2007'05.12
![]() | 家日和 奥田 英朗 集英社 2007-04 by G-Tools |
ネットオークションにハマる「全盛期が過ぎた」一家の主婦の物語「サニーデイ」。
人間いたるところに青山あり、いきなりリストラされて「主夫」になった男の物語「ここが青山」。
妻との別居をきっかけに今まで我慢していた趣味を復活させる男の物語「家においでよ」。
在宅ワークの担当者の「フェロモン」に参った?主婦「グレープフルーツ・モンスター」。
やたら勝負をしたがる夫は今度はカーテンとカーペットのお店をやると言い出した「夫とカーテン」。
ロハスに懲りだした妻に閉口する作家の物語「妻と玄米御飯」の6編が収録された短編集。

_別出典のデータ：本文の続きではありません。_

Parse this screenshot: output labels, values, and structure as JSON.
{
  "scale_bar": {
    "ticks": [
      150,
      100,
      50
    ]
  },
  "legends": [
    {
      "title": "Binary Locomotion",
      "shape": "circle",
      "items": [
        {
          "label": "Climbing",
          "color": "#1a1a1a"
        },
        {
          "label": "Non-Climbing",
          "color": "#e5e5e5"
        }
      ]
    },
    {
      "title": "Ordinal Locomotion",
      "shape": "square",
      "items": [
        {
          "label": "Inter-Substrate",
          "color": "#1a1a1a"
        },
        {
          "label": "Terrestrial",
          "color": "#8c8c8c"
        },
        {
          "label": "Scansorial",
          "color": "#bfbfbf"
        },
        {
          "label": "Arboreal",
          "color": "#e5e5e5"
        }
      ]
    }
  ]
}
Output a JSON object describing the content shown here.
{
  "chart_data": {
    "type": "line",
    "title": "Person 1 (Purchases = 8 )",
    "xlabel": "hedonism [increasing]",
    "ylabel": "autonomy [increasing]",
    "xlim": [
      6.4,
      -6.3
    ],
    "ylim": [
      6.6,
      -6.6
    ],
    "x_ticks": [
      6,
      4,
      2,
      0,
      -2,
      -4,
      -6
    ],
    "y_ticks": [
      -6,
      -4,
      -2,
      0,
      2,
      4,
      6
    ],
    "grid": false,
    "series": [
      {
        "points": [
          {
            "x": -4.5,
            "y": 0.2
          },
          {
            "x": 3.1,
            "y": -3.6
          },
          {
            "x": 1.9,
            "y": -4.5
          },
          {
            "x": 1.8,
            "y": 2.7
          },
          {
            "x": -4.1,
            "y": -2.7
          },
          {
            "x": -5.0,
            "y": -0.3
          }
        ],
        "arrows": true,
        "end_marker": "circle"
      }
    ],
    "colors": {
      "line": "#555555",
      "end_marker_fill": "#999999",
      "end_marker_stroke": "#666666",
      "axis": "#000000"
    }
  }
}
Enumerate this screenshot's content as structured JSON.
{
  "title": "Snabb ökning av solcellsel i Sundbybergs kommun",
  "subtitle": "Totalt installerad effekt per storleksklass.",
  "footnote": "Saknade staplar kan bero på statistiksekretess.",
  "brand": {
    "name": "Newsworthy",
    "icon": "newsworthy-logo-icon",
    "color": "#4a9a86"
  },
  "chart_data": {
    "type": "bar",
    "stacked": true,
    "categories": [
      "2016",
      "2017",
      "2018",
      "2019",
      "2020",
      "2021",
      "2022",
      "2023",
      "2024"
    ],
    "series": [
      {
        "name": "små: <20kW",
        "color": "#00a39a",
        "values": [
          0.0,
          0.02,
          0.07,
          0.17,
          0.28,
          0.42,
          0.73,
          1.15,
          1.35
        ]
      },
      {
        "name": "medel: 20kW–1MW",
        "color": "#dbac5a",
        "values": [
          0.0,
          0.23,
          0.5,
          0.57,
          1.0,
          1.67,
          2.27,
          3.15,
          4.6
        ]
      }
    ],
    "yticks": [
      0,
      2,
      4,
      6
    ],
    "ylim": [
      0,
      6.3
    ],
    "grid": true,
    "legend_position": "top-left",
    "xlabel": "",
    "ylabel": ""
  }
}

相変わらず何も考えずに笑いながらさくっと読めるのが良いです。
とくに「サニーデイ」などは、インターネットが好きな人は「わかるわかる〜!」で笑えると思う。わたしも時々声をあげて笑いました。子どもたちが成長して、「この家は全盛期を過ぎた」と思う主婦の言葉にしみじみとした感慨を抱いたのはわたしだけではないでしょう。
オークションで「儲ける」と言う事よりもネットを通じて、人とのふれあいを求める主人公の気持ちは手に取るように分かりますよね(笑)。
相変わらず、人の心を表現するのがお上手な奥田さんでした。
ラストの「妻と玄米御飯」もかなり面白い!これ、実体験じゃないの?と思えるぐらい真に迫ったリアルな展開だと思う。こっちまではらはらしてしまう。ロハス・・・(笑)。結構上手におちょくりつつも、実はおちょくってゴメンネと言ってるような、作品自体のメッセージが明確で面白いです。これも是非ご一読を!笑えます!
そして、何よりわたしが気に入ったのは「家においでよ」。
これは離婚の危機に陥った夫婦が、とりあえずということで別居を始めた所から始まります。殆どが妻の持ち物だったらしく、夫はがらんとした部屋に残される。まずは暮らしてゆくための家具をそろえようと思い立ちます。が、どうせ揃えるのなら自分なりのこだわりを持ちたいと思う。今までは妻のしたいようにインテリアなどは任せてきたのだから。
こだわりを追求するうちに仲間もうらやむような部屋が出来上がって行き・・・という感じなんだけど、相変わらずユーモア満載だし主人公と同年代の男性(もしかして女性も?)そっちの方面で趣味が合えば懐かしくて叫びたくなるような場面が登場するかもしれません。離婚寸前だと言うのに心躍るような物語の雰囲気、間違っていませんか?と笑えます。が、笑わせながらも実はこれは「結婚ってナンだろう」「夫婦ってなんだろう」「家族って?」「家庭って?」と、考えずにはいられないシビアな問題が潜んでいます。
男の人は独身か既婚かで、自分の自由になるものが全然違う。お金も時間も家の中の空間も。それでも、それを承知で結婚するんだと思うのだけど、中には「しまった!結婚なんかしないほうが良かった」と思う殿方もいらっしゃるのじゃないでしょうかね(笑)。
この「家においでよ」を読んだ男の人の忌憚ない感想を、一度聞かせていただきたいものです。
「サニーデイ」「家においでよ」「妻と玄米御飯」は★★★★★でした!
あさみさんにお借りしました、ありがとうございました♪





「この家は全盛期を過ぎた」ああ、まさに我が家がそうですなあ。全盛期を過ぎた家の主婦は、ネットにはまる・・・身につまされそうです。